Thursday, 3 May 2012

Weekly Blog by Philip King, CEO of the ICM - ' The long and the short of it'


I've been to some interesting meetings this week but one, in particular, reminded me of the importance of looking at both the short and the long term.

Businesses often make decisions that seem right at the time but can then look back two, five, or even 30 years later and realise how flawed their thinking must have been.  I was reading a book recently that reminded me that, in 1982, IBM didn't buy Microsoft because - at $100 million – it was too expensive, and there are countless other examples of businesses failing to take, or turning down, an opportunity that would have been transforming.  I've been listening to Steve Jobs' autobiography in the car over the last few weeks; Nolan Bushnell's decision not to invest $50,000 in return for 33% of a company that recently hit a valuation of $600 billion must stand out as the biggest of all big missed opportunities (although he's done pretty well out of speaking in public about that missed opportunity)!

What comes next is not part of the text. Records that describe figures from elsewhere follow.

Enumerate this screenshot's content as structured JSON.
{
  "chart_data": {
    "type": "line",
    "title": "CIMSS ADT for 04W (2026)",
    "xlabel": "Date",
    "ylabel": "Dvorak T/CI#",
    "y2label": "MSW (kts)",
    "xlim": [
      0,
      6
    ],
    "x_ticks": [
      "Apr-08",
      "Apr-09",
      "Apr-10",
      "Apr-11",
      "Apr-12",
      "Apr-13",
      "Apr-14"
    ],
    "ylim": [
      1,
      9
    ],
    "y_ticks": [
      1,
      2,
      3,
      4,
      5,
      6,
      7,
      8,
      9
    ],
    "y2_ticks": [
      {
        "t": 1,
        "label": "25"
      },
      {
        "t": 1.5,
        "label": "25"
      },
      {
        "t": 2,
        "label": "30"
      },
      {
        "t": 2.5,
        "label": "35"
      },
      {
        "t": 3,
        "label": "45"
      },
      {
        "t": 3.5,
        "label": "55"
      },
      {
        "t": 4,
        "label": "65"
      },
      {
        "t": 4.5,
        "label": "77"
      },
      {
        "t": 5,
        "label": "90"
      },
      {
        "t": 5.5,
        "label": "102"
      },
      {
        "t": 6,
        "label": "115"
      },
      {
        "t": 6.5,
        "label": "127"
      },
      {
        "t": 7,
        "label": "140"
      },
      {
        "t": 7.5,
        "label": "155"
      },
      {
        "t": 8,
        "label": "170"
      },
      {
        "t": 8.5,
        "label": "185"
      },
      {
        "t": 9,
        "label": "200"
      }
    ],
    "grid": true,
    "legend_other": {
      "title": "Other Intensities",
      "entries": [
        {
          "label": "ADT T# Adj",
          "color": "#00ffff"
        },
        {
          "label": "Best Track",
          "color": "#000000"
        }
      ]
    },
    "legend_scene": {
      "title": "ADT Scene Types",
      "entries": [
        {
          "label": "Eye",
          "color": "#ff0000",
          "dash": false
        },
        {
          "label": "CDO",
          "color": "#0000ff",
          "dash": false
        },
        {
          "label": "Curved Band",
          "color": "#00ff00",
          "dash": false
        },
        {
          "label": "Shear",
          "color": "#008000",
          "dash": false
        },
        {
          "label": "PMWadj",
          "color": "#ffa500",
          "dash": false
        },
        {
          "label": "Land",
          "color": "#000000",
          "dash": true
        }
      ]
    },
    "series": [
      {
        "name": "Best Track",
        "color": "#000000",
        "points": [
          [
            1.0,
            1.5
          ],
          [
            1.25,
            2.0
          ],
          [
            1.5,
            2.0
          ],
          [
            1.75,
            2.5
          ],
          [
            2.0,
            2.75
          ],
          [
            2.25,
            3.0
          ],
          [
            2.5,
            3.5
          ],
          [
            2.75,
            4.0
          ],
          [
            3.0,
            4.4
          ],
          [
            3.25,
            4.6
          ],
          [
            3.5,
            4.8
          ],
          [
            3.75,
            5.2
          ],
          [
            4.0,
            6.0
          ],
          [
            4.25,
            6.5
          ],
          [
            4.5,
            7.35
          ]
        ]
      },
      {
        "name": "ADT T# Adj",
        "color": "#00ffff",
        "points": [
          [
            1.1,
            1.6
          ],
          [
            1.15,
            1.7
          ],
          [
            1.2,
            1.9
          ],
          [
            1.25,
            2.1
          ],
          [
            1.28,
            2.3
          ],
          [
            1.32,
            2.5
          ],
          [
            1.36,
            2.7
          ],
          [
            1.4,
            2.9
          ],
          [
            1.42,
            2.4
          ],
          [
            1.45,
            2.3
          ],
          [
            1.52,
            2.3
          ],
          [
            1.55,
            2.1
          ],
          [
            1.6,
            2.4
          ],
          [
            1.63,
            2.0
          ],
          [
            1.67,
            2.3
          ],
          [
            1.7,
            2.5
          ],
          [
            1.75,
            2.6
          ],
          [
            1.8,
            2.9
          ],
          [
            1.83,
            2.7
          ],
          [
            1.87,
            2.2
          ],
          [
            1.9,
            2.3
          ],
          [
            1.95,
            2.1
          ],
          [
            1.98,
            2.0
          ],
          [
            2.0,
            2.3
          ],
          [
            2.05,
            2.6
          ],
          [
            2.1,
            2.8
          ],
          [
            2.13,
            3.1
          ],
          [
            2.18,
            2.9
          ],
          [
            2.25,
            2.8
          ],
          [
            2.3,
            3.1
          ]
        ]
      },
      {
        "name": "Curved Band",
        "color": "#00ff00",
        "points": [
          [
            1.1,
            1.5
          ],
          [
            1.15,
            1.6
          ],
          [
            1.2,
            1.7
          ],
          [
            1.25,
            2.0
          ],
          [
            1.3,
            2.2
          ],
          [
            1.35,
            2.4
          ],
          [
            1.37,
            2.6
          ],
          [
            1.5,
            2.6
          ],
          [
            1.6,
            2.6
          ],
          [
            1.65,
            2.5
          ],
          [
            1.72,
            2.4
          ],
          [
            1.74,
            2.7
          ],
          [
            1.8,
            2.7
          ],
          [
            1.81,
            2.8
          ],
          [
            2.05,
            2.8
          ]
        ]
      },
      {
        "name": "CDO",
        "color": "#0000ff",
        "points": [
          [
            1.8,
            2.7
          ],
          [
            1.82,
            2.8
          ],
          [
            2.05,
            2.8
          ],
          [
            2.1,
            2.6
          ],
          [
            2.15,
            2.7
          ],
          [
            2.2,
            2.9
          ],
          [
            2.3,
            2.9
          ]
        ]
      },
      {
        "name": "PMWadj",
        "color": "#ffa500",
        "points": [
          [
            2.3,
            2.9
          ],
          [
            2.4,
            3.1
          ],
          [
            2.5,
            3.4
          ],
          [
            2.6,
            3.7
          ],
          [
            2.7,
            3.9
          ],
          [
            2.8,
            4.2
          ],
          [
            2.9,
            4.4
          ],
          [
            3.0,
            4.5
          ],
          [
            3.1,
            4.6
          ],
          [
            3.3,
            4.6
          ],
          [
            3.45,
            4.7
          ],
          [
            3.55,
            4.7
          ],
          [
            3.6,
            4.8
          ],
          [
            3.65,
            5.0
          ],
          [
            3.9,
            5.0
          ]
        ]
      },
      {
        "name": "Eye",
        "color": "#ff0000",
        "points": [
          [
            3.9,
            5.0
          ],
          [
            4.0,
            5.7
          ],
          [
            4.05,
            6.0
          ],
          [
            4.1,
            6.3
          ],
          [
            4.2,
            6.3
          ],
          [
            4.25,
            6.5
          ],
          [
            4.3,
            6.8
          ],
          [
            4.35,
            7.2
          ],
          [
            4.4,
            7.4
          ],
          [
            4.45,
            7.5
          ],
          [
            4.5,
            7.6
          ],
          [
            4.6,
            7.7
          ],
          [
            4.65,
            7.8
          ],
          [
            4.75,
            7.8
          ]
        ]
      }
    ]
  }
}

It's all too easy to make decisions for the short-term that fail to cater for the long term needs of the business and we often see very senior people lose their jobs (football and FTSE100 companies are primary examples) because short term results are not good enough.  The problem with this is that short-term expediency ends up driving the organisation and that often isn't best for the business, its people, or the economy.  CIMA published a fascinating report recently called Rebooting Business: Valuing the Human Dimension.  The report draws on the experience and views of a number of senior business leaders and to quote from the summary:

"If they get the human dimension right, companies will be able to focus their resources on the right things and create value for the long term.  One of the greatest challenges to realising the potential of the human dimension is the level of focus on quarterly reporting and short-term results. The value that people add will not appear in the quarterly reports and may not be apparent in the short run, but it must be given its due if we expect to make the right decisions.  Adopting strategies that will sustain success for a business is not a 'nice to have'………….."

One of the ICM's key priorities is to work with organisations and individuals to raise the value of the human dimension in business by developing the careers of credit professionals and by raising the performance of the teams they work in and run.  It's great to hear serious business leaders recognising that people are as important as numbers, and need to be a priority for sustainable business.